The major finding of the present study is that moderate alcohol consumption was associated with increased subjective response and altered hormonal sensitivity to stress in social drinkers who have the potential of becoming problem drinkers. While expected stress dampening effects on cortisol were found among low risk drinkers, this was not the case among at risk drinkers. Attenuated HPA response to stress on the no alcohol day found in high risk drinkers is consistent with previous studies with alcoholics (Errico et al. 1993; Bernardy et al. 1996; Lovallo et al. 2000) and in subjects with a family history of alcoholism (Dawes et al. 1999; Sorocco et al. 2006). These observations were generally in agreement with previous work examining individual differences in hormonal stress response following alcohol intake (Dai et al. 2007; Croissant et al. 2008). A growing body of evidence supports the role of HPA axis in the relationship between stress and substance use (Lovallo 2006); Sinha 2008; Uhart and Wand 2008). Stress-induced activation of HPA may also mediate the shift in neurocognitive circuits from goal-directed to habit behavior (Schwabe et al. 2011). It is possible that the maladaptive stress response observed among the high risk drinkers reflect potential alterations in the HPA axis that may mediate the link between stress and alcohol use. The finding that the low risk group showed the anticipated cortisol reactivity during both alcohol and no alcohol sessions further supports this hypothesis (see Figure 2).

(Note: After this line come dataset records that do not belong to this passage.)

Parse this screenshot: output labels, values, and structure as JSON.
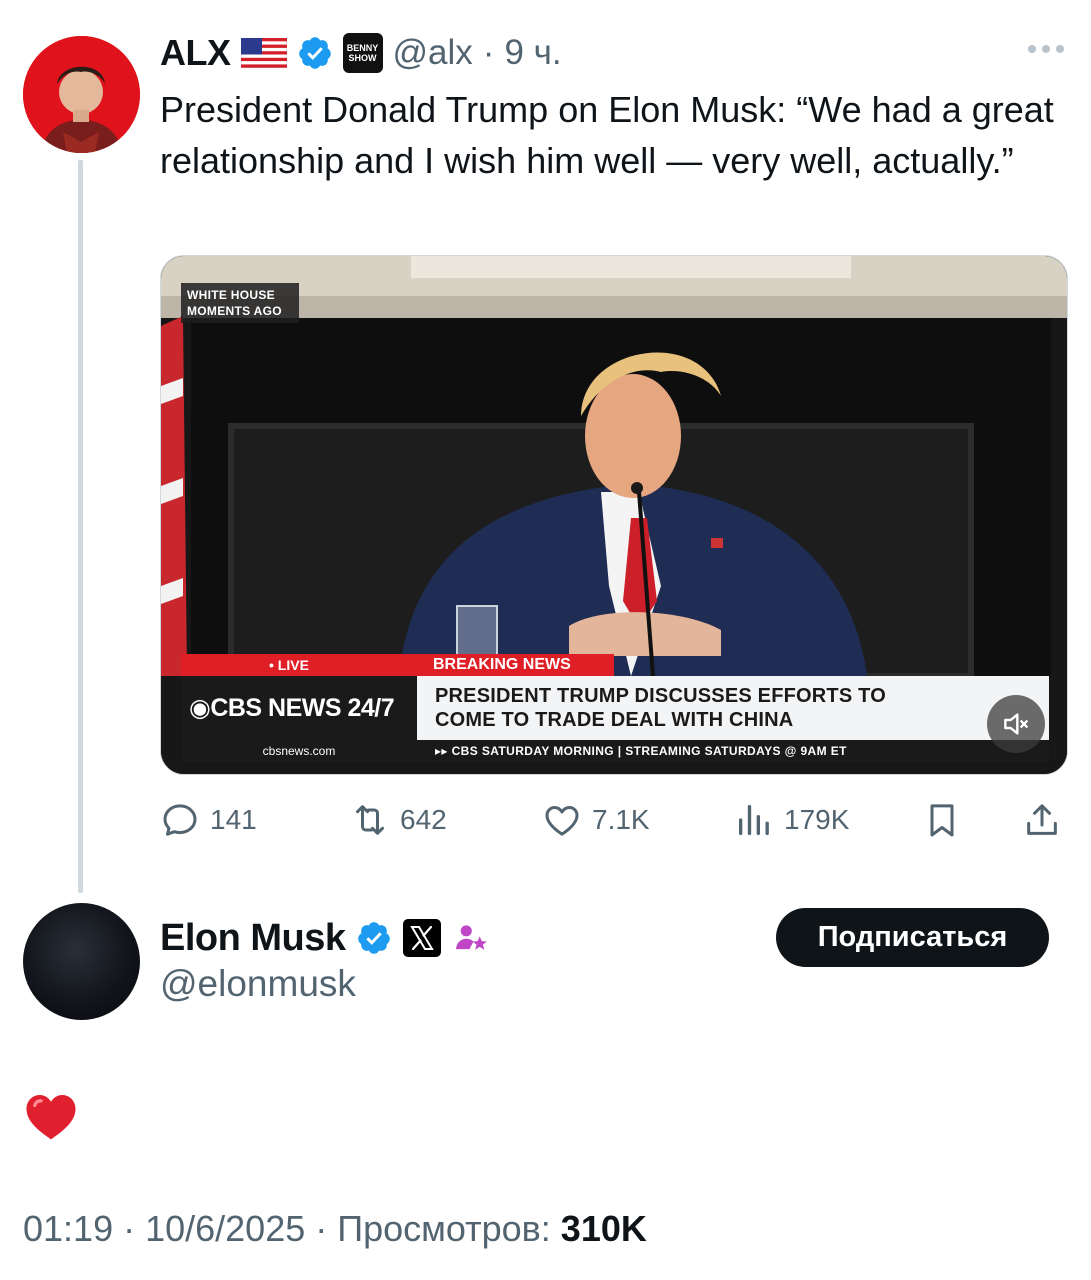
{
  "tweet": {
    "author_name": "ALX",
    "handle": "@alx",
    "separator": "·",
    "time": "9 ч.",
    "badge_label": "BENNY SHOW",
    "text": "President Donald Trump on Elon Musk: “We had a great relationship and I wish him well — very well, actually.”",
    "media": {
      "corner_line1": "WHITE HOUSE",
      "corner_line2": "MOMENTS AGO",
      "live_label": "• LIVE",
      "breaking_label": "BREAKING NEWS",
      "network_logo": "◉CBS NEWS 24/7",
      "url": "cbsnews.com",
      "headline_line1": "PRESIDENT TRUMP DISCUSSES EFFORTS TO",
      "headline_line2": "COME TO TRADE DEAL WITH CHINA",
      "ticker": "▸▸ CBS SATURDAY MORNING | STREAMING SATURDAYS @ 9AM ET"
    },
    "actions": {
      "replies": "141",
      "reposts": "642",
      "likes": "7.1K",
      "views": "179K"
    },
    "colors": {
      "verified": "#1d9bf0",
      "text_secondary": "#536471",
      "thread_line": "#cfd9de",
      "avatar_bg": "#e0121b"
    }
  },
  "reply": {
    "author_name": "Elon Musk",
    "handle": "@elonmusk",
    "follow_label": "Подписаться",
    "content_emoji": "heart",
    "timestamp": "01:19 · 10/6/2025 · ",
    "views_label": "Просмотров: ",
    "views_count": "310K"
  }
}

This study also found differences in subjective effects of alcohol between at risk low risk drinkers. Increased levels of stimulation after consumption of alcohol and sedation after subsequent stress tasks were observed only among the at risk drinker group. This is consistent with studies reporting individual differences in effects of alcohol following stress (Childs et al. 2011) and positive linkages between reported positive drinking consequences and levels of hazardous drinking (Capron and Schmidt 2012). The present finding that at risk drinkers reported greater distress and physical discomfort during the laboratory sessions than the low risk group further suggests that high risk individuals may be more vulnerable to stress and therefore seek psychological benefits of alcohol.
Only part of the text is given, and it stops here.